Dan Sommer, principal analyst at Gartner, suggested that organisations have become increasingly aware that they can use such technologies to filter the vast and expanding volumes of information they must now deal with every day.
"In no way is this a market with closed opportunities," he added. "Key forces such as cloud, mobile, social and big data will play a key role in increased adoption over the next 10 years, and help shift the centre of gravity away from BI and analytics being only an enterprise IT push adopted by key stakeholders in lines of business, to one with a strong focus on the individual context, inside and outside the firewall.
"In 10 years' time, everyone will be touched by analytics in a much denser and more frequent way."

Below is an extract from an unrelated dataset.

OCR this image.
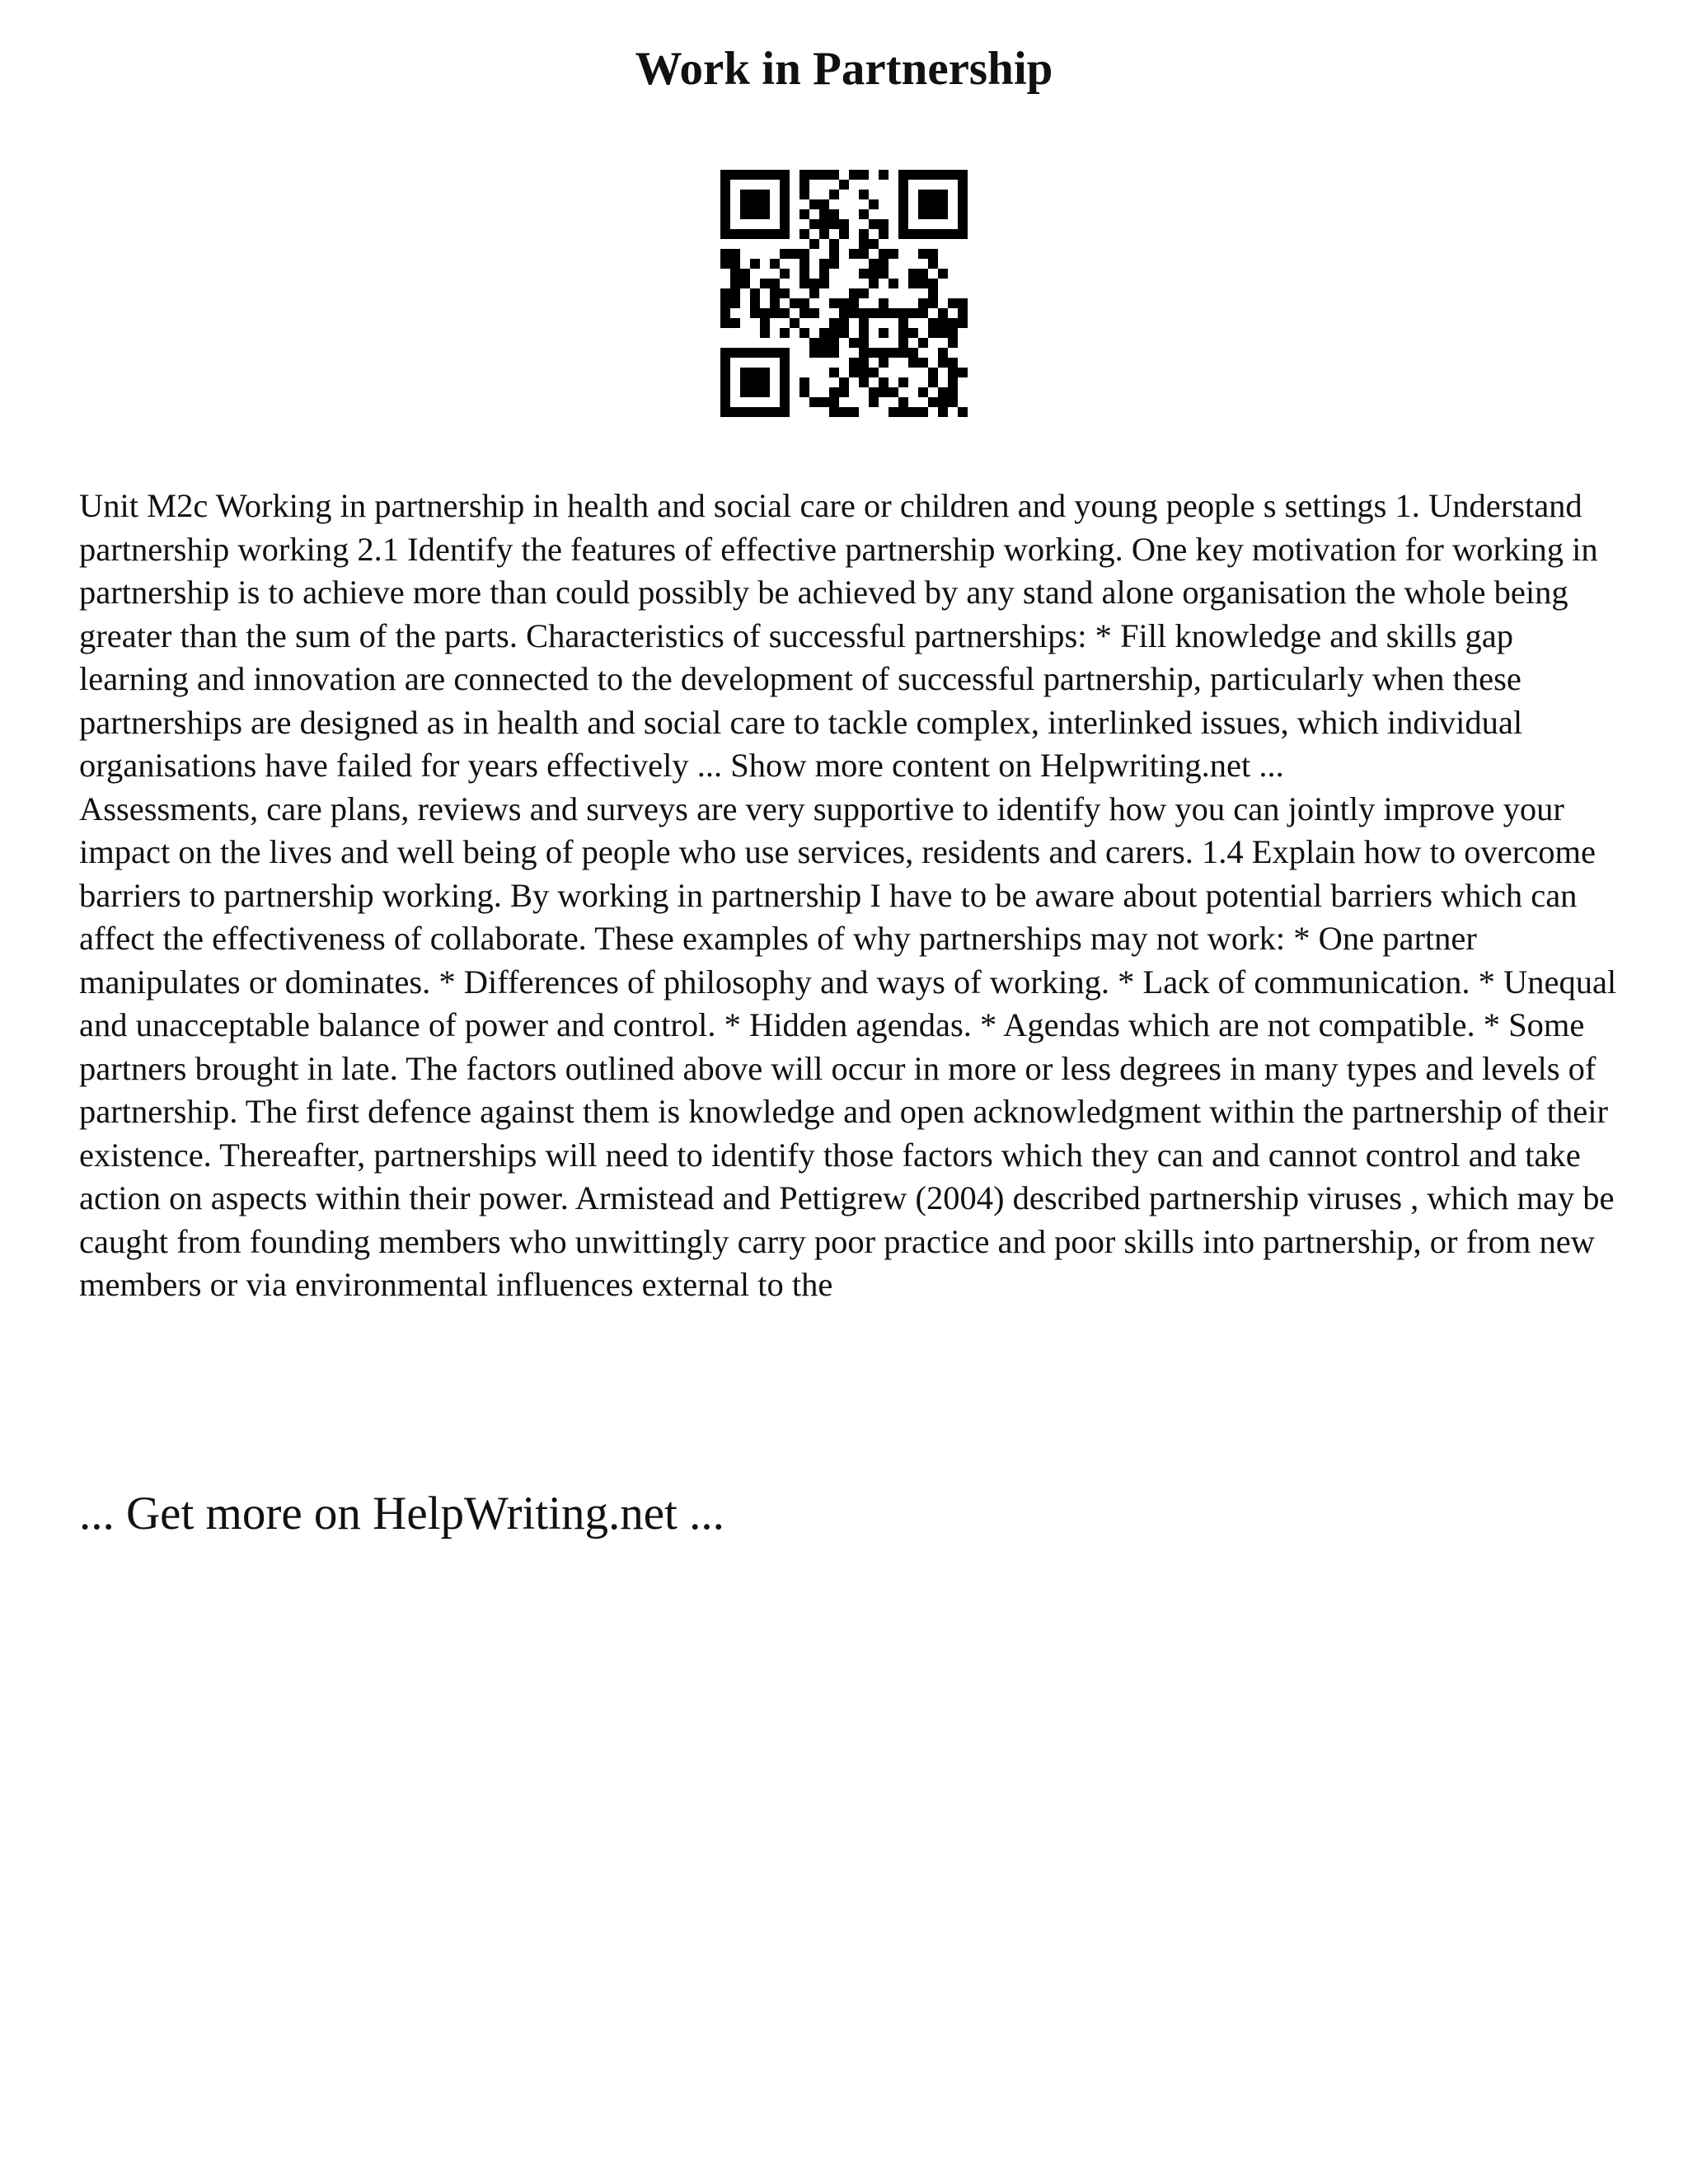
Work in Partnership

Unit M2c Working in partnership in health and social care or children and young people s settings 1. Understand partnership working 2.1 Identify the features of effective partnership working. One key motivation for working in partnership is to achieve more than could possibly be achieved by any stand alone organisation the whole being greater than the sum of the parts. Characteristics of successful partnerships: * Fill knowledge and skills gap learning and innovation are connected to the development of successful partnership, particularly when these partnerships are designed as in health and social care to tackle complex, interlinked issues, which individual organisations have failed for years effectively ... Show more content on Helpwriting.net ...

Assessments, care plans, reviews and surveys are very supportive to identify how you can jointly improve your impact on the lives and well being of people who use services, residents and carers. 1.4 Explain how to overcome barriers to partnership working. By working in partnership I have to be aware about potential barriers which can affect the effectiveness of collaborate. These examples of why partnerships may not work: * One partner manipulates or dominates. * Differences of philosophy and ways of working. * Lack of communication. * Unequal and unacceptable balance of power and control. * Hidden agendas. * Agendas which are not compatible. * Some partners brought in late. The factors outlined above will occur in more or less degrees in many types and levels of partnership. The first defence against them is knowledge and open acknowledgment within the partnership of their existence. Thereafter, partnerships will need to identify those factors which they can and cannot control and take action on aspects within their power. Armistead and Pettigrew (2004) described partnership viruses , which may be caught from founding members who unwittingly carry poor practice and poor skills into partnership, or from new members or via environmental influences external to the

... Get more on HelpWriting.net ...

Sommer said IT continues to spend and earmark money for BI, despite constrained budgetary environments, and Gartner's 2012 CIO survey suggests that analytics and BI will be the number one technology priority for CIOs in 2012.

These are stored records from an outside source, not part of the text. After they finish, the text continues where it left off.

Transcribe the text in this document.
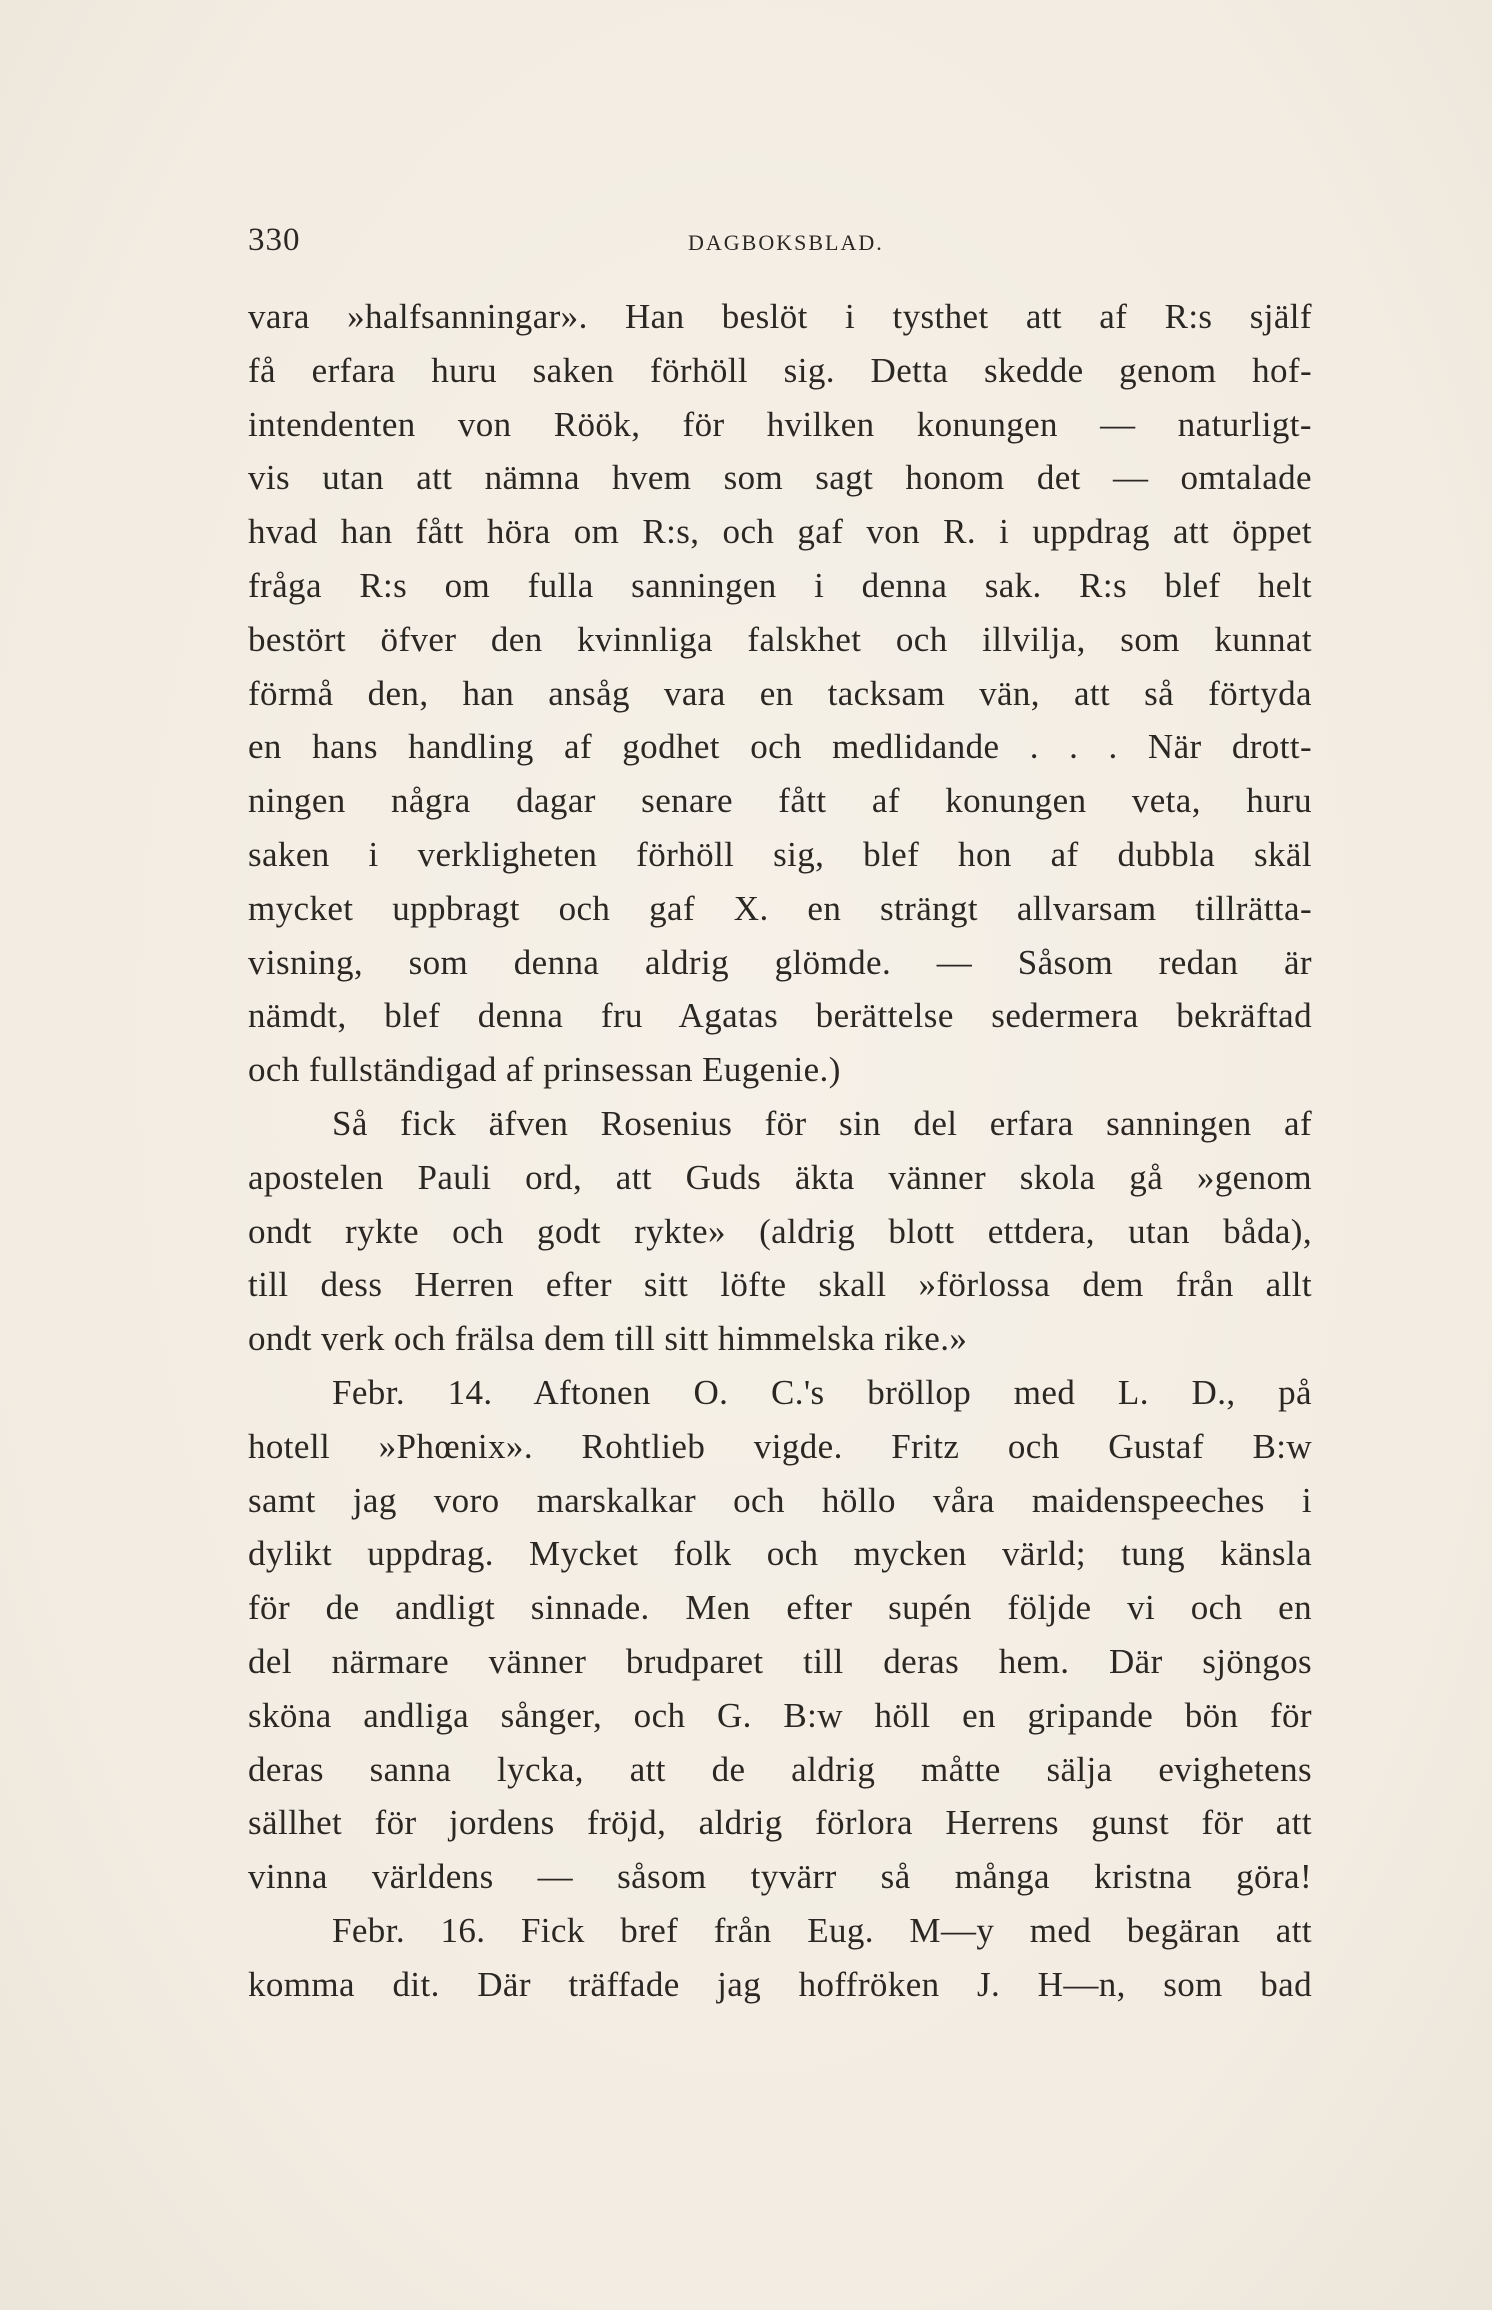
330	DAGBOKSBLAD.
vara »halfsanningar». Han beslöt i tysthet att af R:s själf
få erfara huru saken förhöll sig. Detta skedde genom hof-
intendenten von Röök, för hvilken konungen — naturligt-
vis utan att nämna hvem som sagt honom det — omtalade
hvad han fått höra om R:s, och gaf von R. i uppdrag att öppet
fråga R:s om fulla sanningen i denna sak. R:s blef helt
bestört öfver den kvinnliga falskhet och illvilja, som kunnat
förmå den, han ansåg vara en tacksam vän, att så förtyda
en hans handling af godhet och medlidande . . . När drott-
ningen några dagar senare fått af konungen veta, huru
saken i verkligheten förhöll sig, blef hon af dubbla skäl
mycket uppbragt och gaf X. en strängt allvarsam tillrätta-
visning, som denna aldrig glömde. — Såsom redan är
nämdt, blef denna fru Agatas berättelse sedermera bekräftad
och fullständigad af prinsessan Eugenie.)
Så fick äfven Rosenius för sin del erfara sanningen af
apostelen Pauli ord, att Guds äkta vänner skola gå »genom
ondt rykte och godt rykte» (aldrig blott ettdera, utan båda),
till dess Herren efter sitt löfte skall »förlossa dem från allt
ondt verk och frälsa dem till sitt himmelska rike.»
Febr. 14. Aftonen O. C.'s bröllop med L. D., på
hotell »Phœnix». Rohtlieb vigde. Fritz och Gustaf B:w
samt jag voro marskalkar och höllo våra maidenspeeches i
dylikt uppdrag. Mycket folk och mycken värld; tung känsla
för de andligt sinnade. Men efter supén följde vi och en
del närmare vänner brudparet till deras hem. Där sjöngos
sköna andliga sånger, och G. B:w höll en gripande bön för
deras sanna lycka, att de aldrig måtte sälja evighetens
sällhet för jordens fröjd, aldrig förlora Herrens gunst för att
vinna världens — såsom tyvärr så många kristna göra!
Febr. 16. Fick bref från Eug. M—y med begäran att
komma dit. Där träffade jag hoffröken J. H—n, som bad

"BI projects remain relatively shielded, while a healthy portion of any discretionary money will be available for upcoming analytic initiatives," he said. "Second, new buying centres are opening and expanding outside of IT, in line-of-business initiatives, and taking an increasingly large stake of the spending pie.
"Key drivers for this are self-service data discovery tools, the race among vendors to provide business context through packaged analytics, and CFOs taking a renewed interest in BI and PM."
Meanwhile, the leading five vendors - SAP, Oracle, SAS Institute, IBM and Microsoft - are continuing to consolidate the market via their acquisition, integration and upsell/cross-sell activities.
Currently, the top five account for nearly 75 per cent of sales - even though about 100 vendors are "jostling for position, some of them in hyper-growth mode", said Sommer.